Der Cyber Intelligence Sharing and Protection Act (CISPA) liegt dem amerikanischen Kongress vor. Die Erstabstimmung soll in den nächsten Wochen durchgeführt werden. Ein Fünftel des Kongresses ist der Vorlage positiv gesinnt, wie der Website des US-Kongresses zu entnehmen ist.
Mit dem Gesetz soll der „Krieg“ gegen den Cyberterrorismus effektiver geführt werden können. Die Vorlage werde den Austausch von Informationen zwischen Sicherheitsbehörden und Stellen zur Bekämpfung von Internetkriminalität, aber auch Privatpersonen und Unternehmen verbessern. Identifizierte Bedrohungen könnten so leichter an Betroffene weitergeleitet werden.
Kritik an CISPA
US-Internetrechtler wie beispielsweise die Electronic Frontier Foundation (EFF) sehen in CISPA allerdings einen weiteren Versuch, Urheberrechtsverletzungen zu unterbinden. Im Gesetz ist auch das geistige Eigentum als Teil derjenigen Informationen definiert, deren Diebstahl oder Missbrauch bekämpft werden soll.
Während noch unklar ist, welche Behörden auf Daten zugreifen dürften, werden die Internet Service Provider im neuen Gesetz zur Kooperation verpflichtet. Sie müssen auf Anfrage Daten weiterleiten, was laut Kendall Burman vom Centre for Democracy and Technology (CDT) einer Überwachung gleichkommt.

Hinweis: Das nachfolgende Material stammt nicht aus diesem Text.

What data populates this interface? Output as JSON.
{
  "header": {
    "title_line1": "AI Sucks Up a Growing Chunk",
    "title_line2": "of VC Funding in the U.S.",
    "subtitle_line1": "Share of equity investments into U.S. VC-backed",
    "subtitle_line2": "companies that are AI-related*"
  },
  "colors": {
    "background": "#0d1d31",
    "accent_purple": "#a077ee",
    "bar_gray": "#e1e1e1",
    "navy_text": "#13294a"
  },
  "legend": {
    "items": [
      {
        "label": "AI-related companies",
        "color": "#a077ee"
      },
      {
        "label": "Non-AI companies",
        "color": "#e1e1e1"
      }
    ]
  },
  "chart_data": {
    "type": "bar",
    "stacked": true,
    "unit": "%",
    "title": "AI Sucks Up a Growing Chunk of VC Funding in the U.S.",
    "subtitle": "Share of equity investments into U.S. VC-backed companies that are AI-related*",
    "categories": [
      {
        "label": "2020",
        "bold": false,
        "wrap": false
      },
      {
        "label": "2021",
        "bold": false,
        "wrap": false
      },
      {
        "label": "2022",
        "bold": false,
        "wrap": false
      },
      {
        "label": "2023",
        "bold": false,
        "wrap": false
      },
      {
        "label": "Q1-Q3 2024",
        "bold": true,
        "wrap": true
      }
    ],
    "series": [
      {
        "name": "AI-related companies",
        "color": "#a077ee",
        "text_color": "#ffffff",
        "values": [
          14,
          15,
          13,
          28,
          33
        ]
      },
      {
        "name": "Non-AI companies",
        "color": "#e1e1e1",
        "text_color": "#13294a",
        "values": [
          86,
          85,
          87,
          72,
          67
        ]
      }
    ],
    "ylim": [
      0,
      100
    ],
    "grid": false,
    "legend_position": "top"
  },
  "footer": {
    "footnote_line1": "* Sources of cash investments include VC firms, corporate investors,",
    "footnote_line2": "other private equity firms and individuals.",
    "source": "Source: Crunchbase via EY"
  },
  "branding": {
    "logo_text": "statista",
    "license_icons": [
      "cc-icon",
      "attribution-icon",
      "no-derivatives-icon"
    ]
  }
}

Nachfolge von SOPA und PIPA
Nach SOPA und PIPA steht somit ein weiteres Gesetz im Raum, welches die Freiheit und den Datenschutz im Netz möglicherweise elementar gefährden könnte. Ihren Höhepunkt erreichten die Proteste beim "SOPA Blackout Day", an dem unter anderem Wikipedia ihre Webseite für einen Tag vom Netz nahm. Der amerikanische Kongress gab wenige Tage später bekannt, die beiden Vorlagen zur Überarbeitung vorerst auf Eis zu legen.
Bereits ruft Anonymous zum Protest gegen CISPA auf. Für die Netzaktivisten ist die neue Vorlage noch schlimmer als SOPA und PIPA. In Europa wäre dies bereits die dritte Protestwelle seit Anfang Jahr. Nach dem Aufruf der Piratenpartei und Anonymous fanden im Februar und im März europaweit Demonstrationen und Protesten gegen das Anti-Produktpiraterie-Handelsabkommen (ACTA) statt, welches ebenfalls ähnliche Ziele wie die amerikanischen Vorlagen verfolgt.